Chapter Twelve #2
“I just assumed that…I thought we were going to be a family. She was always posting these cute pictures with her nieces and nephews and talking about how much she liked kids. But no. She didn’t want to have a family.”
Lulu waited, and he went on. “She said she’d think about it, but it was a no-go during the central years of her sportscaster career.
She wanted to wait, but really, she kept pushing it off.
Pregnancy. Parenting. Not so great for TV, apparently.
Eventually, we realized we wanted different things.
And so together, we agreed it would be best to go our own ways.
And our divorce wasn’t mean or angry or anything.
Sad, yes. But we’re still friends. Well.
We respect each other, is more like it.”
So. Just to clarify. Tyler Demming was…available? Beneath her compassion, a host of sensations bubbled to the surface. Hopefulness. Desire. Attraction. Connection. Desire. Did she say that one already?
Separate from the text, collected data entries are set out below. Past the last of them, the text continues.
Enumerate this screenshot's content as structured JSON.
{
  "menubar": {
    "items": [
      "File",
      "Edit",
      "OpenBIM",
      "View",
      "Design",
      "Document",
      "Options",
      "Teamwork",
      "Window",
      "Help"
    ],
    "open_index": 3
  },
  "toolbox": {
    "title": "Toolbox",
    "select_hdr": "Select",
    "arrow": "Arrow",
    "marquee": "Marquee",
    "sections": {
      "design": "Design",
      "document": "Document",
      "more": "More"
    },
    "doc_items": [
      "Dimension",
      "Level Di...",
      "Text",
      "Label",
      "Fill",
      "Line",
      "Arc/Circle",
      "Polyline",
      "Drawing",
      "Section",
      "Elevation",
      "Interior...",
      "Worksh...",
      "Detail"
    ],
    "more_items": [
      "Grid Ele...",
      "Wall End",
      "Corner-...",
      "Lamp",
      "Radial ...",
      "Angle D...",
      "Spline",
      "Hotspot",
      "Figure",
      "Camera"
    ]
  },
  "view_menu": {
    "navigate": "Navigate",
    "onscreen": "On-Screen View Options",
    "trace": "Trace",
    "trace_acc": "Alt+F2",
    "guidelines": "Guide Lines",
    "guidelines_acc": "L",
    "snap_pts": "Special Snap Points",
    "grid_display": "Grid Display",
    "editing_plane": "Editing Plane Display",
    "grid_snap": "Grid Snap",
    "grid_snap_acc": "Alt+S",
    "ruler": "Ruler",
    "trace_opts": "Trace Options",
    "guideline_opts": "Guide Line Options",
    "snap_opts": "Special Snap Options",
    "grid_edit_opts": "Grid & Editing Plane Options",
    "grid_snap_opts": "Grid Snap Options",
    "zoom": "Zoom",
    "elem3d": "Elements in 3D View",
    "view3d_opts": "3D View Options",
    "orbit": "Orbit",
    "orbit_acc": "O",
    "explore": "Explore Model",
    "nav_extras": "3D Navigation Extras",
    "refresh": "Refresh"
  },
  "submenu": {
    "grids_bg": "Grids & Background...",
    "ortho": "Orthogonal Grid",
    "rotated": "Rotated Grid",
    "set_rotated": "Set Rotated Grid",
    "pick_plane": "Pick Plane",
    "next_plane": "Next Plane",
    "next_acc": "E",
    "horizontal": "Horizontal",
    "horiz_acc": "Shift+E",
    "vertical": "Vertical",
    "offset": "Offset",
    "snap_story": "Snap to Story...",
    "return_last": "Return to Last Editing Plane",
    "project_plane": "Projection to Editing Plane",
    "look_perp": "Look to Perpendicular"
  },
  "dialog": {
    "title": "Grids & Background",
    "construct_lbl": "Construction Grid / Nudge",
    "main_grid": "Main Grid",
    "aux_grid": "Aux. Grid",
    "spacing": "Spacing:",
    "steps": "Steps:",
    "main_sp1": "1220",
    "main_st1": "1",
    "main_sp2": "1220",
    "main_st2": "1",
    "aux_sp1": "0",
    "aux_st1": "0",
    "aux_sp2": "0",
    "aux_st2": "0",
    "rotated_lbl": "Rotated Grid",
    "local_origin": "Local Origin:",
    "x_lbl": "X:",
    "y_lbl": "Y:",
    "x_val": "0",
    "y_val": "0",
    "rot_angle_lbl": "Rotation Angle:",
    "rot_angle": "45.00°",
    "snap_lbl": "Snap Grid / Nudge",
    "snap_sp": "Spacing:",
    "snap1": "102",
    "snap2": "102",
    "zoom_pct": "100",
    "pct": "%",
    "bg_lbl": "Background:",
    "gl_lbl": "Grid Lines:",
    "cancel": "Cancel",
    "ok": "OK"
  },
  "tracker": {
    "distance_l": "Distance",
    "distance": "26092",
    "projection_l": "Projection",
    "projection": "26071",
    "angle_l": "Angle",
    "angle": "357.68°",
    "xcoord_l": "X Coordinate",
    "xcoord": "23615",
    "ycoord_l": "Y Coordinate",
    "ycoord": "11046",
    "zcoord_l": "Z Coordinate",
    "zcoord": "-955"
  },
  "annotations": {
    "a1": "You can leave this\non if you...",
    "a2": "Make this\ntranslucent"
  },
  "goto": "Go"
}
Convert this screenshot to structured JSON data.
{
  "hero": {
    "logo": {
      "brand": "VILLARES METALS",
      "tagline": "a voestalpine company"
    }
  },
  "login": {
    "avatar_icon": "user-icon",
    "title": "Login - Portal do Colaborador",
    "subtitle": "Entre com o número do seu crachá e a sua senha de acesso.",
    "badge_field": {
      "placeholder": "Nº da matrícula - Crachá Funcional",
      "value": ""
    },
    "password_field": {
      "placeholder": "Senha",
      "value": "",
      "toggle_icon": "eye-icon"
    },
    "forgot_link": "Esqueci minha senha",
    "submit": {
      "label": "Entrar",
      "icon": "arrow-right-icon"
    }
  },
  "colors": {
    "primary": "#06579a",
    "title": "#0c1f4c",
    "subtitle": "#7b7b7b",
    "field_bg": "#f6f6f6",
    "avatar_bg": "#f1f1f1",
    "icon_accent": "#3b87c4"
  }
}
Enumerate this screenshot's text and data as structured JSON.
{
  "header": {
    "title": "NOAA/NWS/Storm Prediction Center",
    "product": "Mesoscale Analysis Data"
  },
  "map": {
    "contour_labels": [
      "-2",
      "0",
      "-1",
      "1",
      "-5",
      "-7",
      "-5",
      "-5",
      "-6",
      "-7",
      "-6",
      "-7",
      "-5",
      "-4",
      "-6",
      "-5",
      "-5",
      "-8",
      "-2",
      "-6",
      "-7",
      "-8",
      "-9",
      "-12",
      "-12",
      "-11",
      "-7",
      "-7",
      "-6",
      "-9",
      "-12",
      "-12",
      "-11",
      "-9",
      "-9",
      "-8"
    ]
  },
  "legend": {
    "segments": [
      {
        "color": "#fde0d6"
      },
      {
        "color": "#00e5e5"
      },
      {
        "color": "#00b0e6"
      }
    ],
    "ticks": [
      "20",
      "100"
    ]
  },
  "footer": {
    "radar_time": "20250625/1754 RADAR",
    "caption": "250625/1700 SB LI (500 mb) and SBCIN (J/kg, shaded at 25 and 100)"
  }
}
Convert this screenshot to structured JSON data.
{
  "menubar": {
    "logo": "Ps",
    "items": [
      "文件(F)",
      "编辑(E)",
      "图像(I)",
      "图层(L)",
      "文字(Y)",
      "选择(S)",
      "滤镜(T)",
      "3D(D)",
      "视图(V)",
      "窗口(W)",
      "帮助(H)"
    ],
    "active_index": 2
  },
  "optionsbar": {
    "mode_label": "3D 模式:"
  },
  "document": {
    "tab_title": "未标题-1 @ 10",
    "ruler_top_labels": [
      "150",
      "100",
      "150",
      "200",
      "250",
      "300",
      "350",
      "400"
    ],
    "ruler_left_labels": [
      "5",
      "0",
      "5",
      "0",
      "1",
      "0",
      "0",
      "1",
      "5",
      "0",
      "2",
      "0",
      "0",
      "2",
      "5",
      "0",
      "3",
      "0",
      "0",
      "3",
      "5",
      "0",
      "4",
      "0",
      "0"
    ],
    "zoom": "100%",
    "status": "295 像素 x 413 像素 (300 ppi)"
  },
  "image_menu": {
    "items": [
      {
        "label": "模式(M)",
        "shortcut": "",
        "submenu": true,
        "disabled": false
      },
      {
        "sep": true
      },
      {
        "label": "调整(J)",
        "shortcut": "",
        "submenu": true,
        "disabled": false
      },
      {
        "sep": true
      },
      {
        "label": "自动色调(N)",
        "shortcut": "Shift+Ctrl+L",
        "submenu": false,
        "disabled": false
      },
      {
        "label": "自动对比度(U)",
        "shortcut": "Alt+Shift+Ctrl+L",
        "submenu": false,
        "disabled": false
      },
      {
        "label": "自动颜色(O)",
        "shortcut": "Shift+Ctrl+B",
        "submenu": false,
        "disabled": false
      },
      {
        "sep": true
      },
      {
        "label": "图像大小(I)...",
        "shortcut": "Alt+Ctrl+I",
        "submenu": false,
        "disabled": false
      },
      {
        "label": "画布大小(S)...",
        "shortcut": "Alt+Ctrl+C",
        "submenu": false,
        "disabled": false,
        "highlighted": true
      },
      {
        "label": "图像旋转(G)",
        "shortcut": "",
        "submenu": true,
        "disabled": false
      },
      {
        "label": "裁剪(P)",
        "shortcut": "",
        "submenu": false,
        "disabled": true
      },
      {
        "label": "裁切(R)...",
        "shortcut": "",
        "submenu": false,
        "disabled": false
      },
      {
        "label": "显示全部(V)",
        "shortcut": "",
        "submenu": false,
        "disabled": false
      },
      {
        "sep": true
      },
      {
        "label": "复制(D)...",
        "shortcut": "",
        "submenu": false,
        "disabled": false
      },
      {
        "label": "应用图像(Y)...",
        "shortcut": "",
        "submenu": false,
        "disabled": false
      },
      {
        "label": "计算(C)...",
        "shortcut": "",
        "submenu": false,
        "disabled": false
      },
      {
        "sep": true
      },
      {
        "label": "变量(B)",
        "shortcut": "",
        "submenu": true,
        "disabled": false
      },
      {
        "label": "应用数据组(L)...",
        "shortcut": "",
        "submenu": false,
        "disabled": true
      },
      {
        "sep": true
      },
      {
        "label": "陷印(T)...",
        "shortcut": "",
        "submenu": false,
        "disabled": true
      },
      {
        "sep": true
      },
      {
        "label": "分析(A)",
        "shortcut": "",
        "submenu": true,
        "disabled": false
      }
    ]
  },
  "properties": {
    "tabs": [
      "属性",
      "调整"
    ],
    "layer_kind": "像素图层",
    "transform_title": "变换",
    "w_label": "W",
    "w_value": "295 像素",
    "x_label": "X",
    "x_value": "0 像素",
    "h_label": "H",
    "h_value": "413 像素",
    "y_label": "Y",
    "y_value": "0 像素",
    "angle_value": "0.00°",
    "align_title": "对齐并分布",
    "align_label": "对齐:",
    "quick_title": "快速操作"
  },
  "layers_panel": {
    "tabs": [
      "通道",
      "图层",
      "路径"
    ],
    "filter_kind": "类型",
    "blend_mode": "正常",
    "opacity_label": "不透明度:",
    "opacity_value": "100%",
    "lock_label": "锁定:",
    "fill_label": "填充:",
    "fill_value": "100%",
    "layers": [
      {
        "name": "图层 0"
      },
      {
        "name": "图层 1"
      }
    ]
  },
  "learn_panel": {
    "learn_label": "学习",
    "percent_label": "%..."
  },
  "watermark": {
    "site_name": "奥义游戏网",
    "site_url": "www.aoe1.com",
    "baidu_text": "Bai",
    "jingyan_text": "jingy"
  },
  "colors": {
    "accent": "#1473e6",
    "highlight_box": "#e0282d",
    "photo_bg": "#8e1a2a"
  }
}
A self-conscious laugh escaped his lips, and he covered it with a quick, “Forget it. I’m just rambling.”
It occurred to her, possibly for the first time in years, that maybe he had had some rough patches in the road, too. And in that space, where they were floating out in the vast sea of the jungle on a tiny life raft, she trusted him.
“I guess I get it, wanting to stay out of the spotlight like that,” she said. The press loved to get a story out of the bad boy of pickleball. “I heard about that time when you went into the locker room after a tournament and Saran-wrapped the urinals. That article about poor sportsmanship!”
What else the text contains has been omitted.